I hear that being between jobs is never fun and now I know it first hand.
I do have to admit though that the only pain about it so far has been the b.s. the government gives you during the unemployment process. I took some Resume training which included job application, interviewing and other skills which I needed as I have ever needed them before. I put that as schooling on my status report and the gov'mt is giving me grief over it. says that the will not pay the week as i wasn't in schooling. excuse me? what was that then? I will appeal, but the gov and their cronies usually get their way. I digress though as keeping a positive attitude will win friends and influences people, a good thing to remember because in this world, we are all in it together, so lets work together and "get er done".
Creating programs is a passion of mine. I discovered it with my first computer...a commodore vic-20 which if you were going to do anything with it you wrote it yourself. so I got the books out and started to teach myself basic. learned to hate the word syntax error real quick. and also found out that there are very few programs you can write and run on a computer with 20k of combined memory.
The extreme cost of computers though kept me from pursuing that interest for several years (perhaps a decade went by). 1998. Superbowl Sunday went to an electronics store and found a Pentium tower running win 95 for a (back then) reasonable price. $1500 was a lot of money in '98 but got one anyway and fell in love with computers all over again.
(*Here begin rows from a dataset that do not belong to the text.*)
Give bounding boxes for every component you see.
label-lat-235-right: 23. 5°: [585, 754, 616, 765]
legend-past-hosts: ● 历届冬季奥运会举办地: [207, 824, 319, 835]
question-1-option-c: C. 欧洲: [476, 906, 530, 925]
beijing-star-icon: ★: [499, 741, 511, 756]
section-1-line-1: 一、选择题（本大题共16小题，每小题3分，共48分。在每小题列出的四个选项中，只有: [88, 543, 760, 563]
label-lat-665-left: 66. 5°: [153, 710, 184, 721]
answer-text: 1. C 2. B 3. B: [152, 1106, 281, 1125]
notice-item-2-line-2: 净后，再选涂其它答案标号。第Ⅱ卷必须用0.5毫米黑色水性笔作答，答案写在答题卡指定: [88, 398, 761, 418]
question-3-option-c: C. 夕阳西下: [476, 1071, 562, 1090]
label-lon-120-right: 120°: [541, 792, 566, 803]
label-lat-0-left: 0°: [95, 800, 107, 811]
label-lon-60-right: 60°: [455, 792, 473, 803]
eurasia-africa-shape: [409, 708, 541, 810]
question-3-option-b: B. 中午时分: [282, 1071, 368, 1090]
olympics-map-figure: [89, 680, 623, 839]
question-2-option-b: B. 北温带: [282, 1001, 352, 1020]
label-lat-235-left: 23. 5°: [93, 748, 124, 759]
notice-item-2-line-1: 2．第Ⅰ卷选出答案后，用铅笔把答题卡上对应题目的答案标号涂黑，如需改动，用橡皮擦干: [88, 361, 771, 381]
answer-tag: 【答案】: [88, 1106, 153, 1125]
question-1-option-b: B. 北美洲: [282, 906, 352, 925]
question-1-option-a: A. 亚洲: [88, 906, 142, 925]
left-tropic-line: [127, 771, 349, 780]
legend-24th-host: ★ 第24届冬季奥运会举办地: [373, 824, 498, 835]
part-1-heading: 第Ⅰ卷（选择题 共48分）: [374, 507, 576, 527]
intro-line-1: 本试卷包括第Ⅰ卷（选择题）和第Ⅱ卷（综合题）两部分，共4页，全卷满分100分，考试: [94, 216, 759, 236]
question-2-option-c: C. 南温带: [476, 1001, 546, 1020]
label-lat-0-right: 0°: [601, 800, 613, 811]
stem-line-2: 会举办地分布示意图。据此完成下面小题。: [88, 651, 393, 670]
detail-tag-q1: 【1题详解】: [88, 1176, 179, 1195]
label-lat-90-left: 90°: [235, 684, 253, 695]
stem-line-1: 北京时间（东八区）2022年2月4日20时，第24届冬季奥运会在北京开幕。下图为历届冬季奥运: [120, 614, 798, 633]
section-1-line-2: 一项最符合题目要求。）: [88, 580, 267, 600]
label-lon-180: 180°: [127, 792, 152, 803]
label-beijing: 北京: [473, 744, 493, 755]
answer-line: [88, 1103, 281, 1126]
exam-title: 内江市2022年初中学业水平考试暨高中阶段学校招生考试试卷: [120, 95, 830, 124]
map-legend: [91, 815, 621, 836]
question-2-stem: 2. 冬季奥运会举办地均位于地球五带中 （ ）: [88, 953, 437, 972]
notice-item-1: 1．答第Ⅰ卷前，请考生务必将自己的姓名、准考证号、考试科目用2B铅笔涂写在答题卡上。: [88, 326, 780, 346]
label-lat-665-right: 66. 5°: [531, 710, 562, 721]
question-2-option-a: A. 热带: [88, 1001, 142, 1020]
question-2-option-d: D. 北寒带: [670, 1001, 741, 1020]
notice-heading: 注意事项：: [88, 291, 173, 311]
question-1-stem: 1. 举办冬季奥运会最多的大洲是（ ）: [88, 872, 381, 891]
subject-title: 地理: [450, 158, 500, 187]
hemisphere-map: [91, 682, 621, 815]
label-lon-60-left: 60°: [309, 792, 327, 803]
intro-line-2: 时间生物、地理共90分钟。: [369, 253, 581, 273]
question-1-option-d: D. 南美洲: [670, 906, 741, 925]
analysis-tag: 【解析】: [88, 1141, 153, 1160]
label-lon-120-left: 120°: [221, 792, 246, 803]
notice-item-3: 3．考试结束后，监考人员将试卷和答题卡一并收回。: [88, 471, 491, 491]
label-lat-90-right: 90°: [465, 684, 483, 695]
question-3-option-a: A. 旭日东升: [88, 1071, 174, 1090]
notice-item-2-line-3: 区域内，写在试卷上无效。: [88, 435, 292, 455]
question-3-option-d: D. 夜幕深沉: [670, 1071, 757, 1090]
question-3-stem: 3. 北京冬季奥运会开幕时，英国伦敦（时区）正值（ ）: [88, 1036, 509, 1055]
The first thing I did was blow the damn thing up within the first week just by exploring the o.s. to see how it worked and learned quickly how to do a system restore. darn near wore the disk out but keep at it learning it. The opportunity then came to learn operations on an IBM Mainframe...cool loved it. working with a big computer was a blast and wasn't long before I was at the books again learning COBOL. COBOL-VSE actually, it made sense and I picked it up pretty good. wrote a handful of programs and maintained many more. The compiler was a bit of a pain, but got used to it. The announcement came that we were going to migrate off from the Main Frame to SAP. cool, a nice challenge, so it was back to the books again. this was in 07, and I was teaching myself another new language. ABAP (Advanced Business Application Programming, originally Allgemeiner Berichts-Aufbereitungs-Prozessor, German for "general report creation processor ") akn: http://www.ask.com/wiki/ABAP?o=2801&qsrc=999 .
The book was on ABAP Objects so I started hard and scratched my head, did the exercises, but that was still not quite enough. A consultant was given the task of training us and he did a good job showing us the fundamentals of ABAP, and then STEPUP came in and gave us advanced training and I took to it quickly and was developing programs on the new system. In 2008 I went off legacy right into development on SAP and kept running. I found that I really enjoy the language and want to keep at it.
A new language is coming into play for SAP now with the introduction of "ERP on HANA". It is SQL scripting and with the trend pointing to HANA taking over, it is a good idea to start learning everything I can about HANA now. so this is one of the things I will be doing while in transition.
I also am learning objective C as I can see that mobility is going to be using more iPad, iPhone and droid devices and less of ones that used the ITS technology. Well that's about it for now. The fun is just beginning.